Saturday, September 30, 2023

Meet ABQ's Newest Poet Laureate


By Bill Nevins

Anna C. Martinez is Albuquerque’s sixth Poet Laureate, appointed June 29 at a gala Albuquerque Museum ceremony, to serve a two- year term starting July 1 by the city’s Poet Laureate Program with Mayor Keller’s approval. Martinez, a mother and grandmother who was born in Los Angeles and grew up in Española New Mexico, is well-known as a performing poet who delivers defiant, sometimes raunchy and often humorous diatribes against injustice and ignorance as well as crowd-pleasing celebratory sensual incantations of shared pride and joy in our very special New Mexico experiences of life and love. 

An Albuquerque resident, she is the in-house poet at Las Pistoleras Instituto Cultural de Arte in Taos and has held titles as ABQ Chicano/a City Slam Champ, Haiku City Champ, and 2019 City Slam Champ for a team.
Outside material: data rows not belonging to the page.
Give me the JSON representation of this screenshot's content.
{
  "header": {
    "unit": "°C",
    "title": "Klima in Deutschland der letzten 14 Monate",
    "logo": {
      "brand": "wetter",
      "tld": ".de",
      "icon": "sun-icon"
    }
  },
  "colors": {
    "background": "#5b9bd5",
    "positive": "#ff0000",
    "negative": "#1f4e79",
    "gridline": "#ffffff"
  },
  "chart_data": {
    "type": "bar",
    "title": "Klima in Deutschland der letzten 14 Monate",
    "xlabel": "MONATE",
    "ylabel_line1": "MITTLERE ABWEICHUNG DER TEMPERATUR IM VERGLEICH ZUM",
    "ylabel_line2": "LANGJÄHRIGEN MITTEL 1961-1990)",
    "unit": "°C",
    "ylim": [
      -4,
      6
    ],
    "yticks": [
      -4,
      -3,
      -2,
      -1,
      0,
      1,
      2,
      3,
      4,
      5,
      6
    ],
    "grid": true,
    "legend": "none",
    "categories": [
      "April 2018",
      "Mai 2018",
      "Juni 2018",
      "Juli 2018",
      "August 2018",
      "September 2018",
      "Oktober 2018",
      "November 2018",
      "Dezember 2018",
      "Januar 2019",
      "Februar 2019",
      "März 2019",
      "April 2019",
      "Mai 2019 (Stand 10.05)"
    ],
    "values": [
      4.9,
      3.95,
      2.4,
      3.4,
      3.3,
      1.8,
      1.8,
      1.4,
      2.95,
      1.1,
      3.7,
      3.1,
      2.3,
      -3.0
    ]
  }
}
She is also on the board of directors for Burque Revolt Poetry Slam and she often opens her home for free to touring poets. She was the headliner poet for the recent 2022 Redwood Poetry Festival in Eureka, California. 

On July 9 at 1pm in her first official Poet Laureate performance, Martinez will read out a newly commissioned poem for the opening of the Albuquerque International District Library.

Her first book of poetry, “Pura Puta, A Poetic Memoir” was recently published by Casa Urraca Press. World-famous author/screenwriter Jimmy Santiago Baca has said this of “Pura Puta”:

"This collection of poems by Anna Martinez achieves, on so many levels, what so many other practitioners are in hot pursuit of-mainly, poems sourced from the deepest refuges of the heart and soul that spill over the page like ancient tribal love songs, war songs, heroic in their tone and righteous in their claims . . .  -she is fearless, and . . . these poems will incite your intelligence, wake it up, and open your eyes as well as your heart!"

A practicing civil rights lawyer as well as a poet, Martinez took some time from her busy day on June 30 to chat with The Paper about her plans and hopes as the city’s chief poetic representative. Here’s an excerpt from our conversation.

The Paper.: What motivated you to seek to become the Poet Laureate?

Anna Martinez: Well, honestly, mostly these trying times we are in. With the over-turning of Roe V. Wade, the pandemic, gun-violence and other tragedies. Folks have been disheartened but I understand that we’ve been conditioned to think that we don’t really have a say in how things go, and that is not true. And I want youth—I have two grandkids-- to understand that and to recognize, through poetry and other forms of expression, that they do have a say in the society, in its election process, and in our shared future together. That is the project on which I want to work as Poet Laureate. I’ll be working through the community centers of Albuquerque. I also hope to include legal informational sessions for parents on how to survive in this challenging system. I see civic engagement as a duty.

Do you foresee any challenges as you start to implement your two- year program?

Well, I’ll need to work on outreach and publicity—not my strong suits and so I will welcome help from our community—to encourage as much attendance as possible at these public forums on poetry, self-expression, identity and survival. I am hoping also to present forums at schools and community organizations, to engage people inter-generationally and inter-culturally. You know, I used to get bullied at school, and I experienced traumas in my life, as so many of us do, but I kept writing my stories anyway and over time they evolved into poems. I even wrote love- poems and songs for my friends! Performing poets like Carlos Contreras (with his great poem about the New Mexico rain and his dad’s Vietnam service) and Jessica Helen Lopez and Mercedez Holtry and Sarita Gonzalez and her dad Manuel, so many others inspired me to keep going. And I want to help our youth, our women and others to realize that there is a creative outlet for them which can help them move forward. A pen, a paper and a thought—that’s all it takes!